A Boston mobster in prison on a life sentence is suspected by local police to have been involved in the suspected murder of Whitey Bulger Tuesday, according to local reports.

Fotios "Freddy" Geas, 51, also from the Boston area, was reported by the Boston Globe as being a part of an operation targeting Bulger, though the paper did not detail if he was responsible for planning or physically carrying out the attack in which four men are believed to have brutally beaten Bulger to death in his wheelchair at a West Virginia prison.

Geas grew up in Springfield, Mass., and was sentenced to federal prison in 2009 for his role in the assassination of mob boss, Adolfo "Big Al" Bruno, the murder of Gary Westerman, and the failed murder attempt of Frank Dabado.

Following Bruno's murder, the man who was sent to carry it out and another man who had ordered Geas to find someone to do it both testified against him in court.

Ted McDonough, who once worked as a private investigator for Geas, said the man "hated rats," or people who snitched on their fellow comrades.

“Freddy hated rats,” McDonough told the Boston Globe. “Freddy hated guys who abused women. Whitey was a rat who killed women. It’s probably that simple."

David Hoose, the lawyer who represented Geas during his trial, agreed his former client "wouldn't rat on anybody" and "had no respect for anyone who would."

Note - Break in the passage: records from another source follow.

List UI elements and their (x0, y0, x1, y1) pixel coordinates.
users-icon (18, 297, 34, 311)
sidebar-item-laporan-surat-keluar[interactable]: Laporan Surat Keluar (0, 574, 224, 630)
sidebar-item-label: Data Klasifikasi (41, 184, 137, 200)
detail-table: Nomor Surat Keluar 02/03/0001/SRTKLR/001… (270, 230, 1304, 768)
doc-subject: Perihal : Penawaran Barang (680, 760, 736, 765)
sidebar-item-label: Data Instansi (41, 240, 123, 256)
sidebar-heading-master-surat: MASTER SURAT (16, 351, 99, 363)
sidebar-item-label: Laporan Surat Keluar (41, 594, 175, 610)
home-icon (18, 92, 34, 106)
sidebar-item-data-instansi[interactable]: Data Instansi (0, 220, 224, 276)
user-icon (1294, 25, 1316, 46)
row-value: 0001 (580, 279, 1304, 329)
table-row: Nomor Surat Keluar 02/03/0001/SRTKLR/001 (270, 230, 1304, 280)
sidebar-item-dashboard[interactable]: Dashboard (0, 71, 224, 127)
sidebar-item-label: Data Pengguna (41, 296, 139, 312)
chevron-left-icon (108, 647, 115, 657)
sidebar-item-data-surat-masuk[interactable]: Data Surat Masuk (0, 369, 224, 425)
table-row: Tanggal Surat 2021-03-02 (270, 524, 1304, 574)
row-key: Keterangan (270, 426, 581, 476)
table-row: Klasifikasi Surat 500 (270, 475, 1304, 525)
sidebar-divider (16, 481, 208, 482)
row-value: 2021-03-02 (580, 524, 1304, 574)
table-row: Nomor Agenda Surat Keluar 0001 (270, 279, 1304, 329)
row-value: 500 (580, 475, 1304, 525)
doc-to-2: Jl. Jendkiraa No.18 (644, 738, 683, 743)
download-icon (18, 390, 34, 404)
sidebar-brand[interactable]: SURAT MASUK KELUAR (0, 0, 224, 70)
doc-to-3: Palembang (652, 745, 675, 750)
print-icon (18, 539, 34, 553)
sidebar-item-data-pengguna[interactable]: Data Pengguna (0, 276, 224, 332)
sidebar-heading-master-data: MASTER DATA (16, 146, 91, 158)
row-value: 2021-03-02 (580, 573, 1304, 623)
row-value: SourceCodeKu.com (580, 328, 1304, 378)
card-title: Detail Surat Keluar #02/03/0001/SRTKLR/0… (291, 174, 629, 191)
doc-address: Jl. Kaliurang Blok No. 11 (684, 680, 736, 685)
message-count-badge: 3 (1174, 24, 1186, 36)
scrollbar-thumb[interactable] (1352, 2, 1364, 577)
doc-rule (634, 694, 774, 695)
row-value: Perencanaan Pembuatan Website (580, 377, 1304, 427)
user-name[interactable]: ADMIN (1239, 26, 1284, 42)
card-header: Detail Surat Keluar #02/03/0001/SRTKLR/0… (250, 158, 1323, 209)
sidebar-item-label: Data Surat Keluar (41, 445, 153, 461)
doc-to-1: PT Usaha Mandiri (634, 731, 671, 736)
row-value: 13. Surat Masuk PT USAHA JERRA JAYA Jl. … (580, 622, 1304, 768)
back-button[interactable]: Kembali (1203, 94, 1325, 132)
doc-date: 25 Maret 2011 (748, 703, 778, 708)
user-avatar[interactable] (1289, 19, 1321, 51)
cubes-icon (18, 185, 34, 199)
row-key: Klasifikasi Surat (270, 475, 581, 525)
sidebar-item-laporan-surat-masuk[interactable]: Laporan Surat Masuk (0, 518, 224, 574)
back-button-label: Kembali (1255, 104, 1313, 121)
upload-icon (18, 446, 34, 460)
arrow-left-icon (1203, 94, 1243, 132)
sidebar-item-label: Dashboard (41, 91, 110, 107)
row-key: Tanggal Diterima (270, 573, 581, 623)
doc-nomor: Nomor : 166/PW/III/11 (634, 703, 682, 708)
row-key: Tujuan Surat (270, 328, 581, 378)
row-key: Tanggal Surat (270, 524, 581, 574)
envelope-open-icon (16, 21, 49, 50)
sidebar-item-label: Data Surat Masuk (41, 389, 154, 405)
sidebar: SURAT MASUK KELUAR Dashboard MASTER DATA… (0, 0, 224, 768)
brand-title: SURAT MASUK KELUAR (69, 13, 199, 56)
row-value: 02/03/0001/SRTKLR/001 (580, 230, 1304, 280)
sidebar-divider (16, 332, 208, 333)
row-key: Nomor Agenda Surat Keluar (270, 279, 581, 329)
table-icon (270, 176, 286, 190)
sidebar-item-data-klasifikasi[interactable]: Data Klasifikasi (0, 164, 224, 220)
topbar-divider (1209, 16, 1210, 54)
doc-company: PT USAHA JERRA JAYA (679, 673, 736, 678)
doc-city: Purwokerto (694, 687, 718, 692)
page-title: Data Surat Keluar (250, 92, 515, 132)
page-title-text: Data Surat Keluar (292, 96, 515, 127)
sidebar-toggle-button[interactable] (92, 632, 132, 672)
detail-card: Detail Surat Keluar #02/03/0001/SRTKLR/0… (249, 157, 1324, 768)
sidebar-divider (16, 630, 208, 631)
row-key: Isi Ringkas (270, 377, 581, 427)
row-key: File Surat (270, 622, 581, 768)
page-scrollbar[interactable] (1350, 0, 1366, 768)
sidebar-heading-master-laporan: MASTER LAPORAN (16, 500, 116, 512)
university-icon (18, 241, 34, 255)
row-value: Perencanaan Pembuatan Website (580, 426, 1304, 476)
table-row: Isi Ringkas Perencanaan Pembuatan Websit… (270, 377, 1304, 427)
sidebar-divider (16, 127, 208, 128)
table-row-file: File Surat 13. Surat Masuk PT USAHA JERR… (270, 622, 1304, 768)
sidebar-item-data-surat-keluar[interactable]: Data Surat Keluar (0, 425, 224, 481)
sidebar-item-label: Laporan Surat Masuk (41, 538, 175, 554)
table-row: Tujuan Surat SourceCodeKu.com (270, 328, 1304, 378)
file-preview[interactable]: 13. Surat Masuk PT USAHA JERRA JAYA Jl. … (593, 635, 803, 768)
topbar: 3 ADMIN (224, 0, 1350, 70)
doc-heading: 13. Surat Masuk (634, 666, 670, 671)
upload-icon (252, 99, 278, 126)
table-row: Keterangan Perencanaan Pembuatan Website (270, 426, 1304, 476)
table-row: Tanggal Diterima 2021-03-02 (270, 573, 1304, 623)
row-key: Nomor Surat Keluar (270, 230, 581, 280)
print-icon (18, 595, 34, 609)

Geas was serving his time at the Hazelton federal prison in Bruceton Mills, W. Va., where Bulger had just been transferred from a Florida prison.

Bulger had been serving two life sentences for 11 murders. He was on the FBI's most-wanted list for more than a decade and was captured in 2011. He was also a secret informant to the FBI.

McDonough said if Geas was responsible for Bulger's death, it could improve his status in the mob scene despite his being behind bars.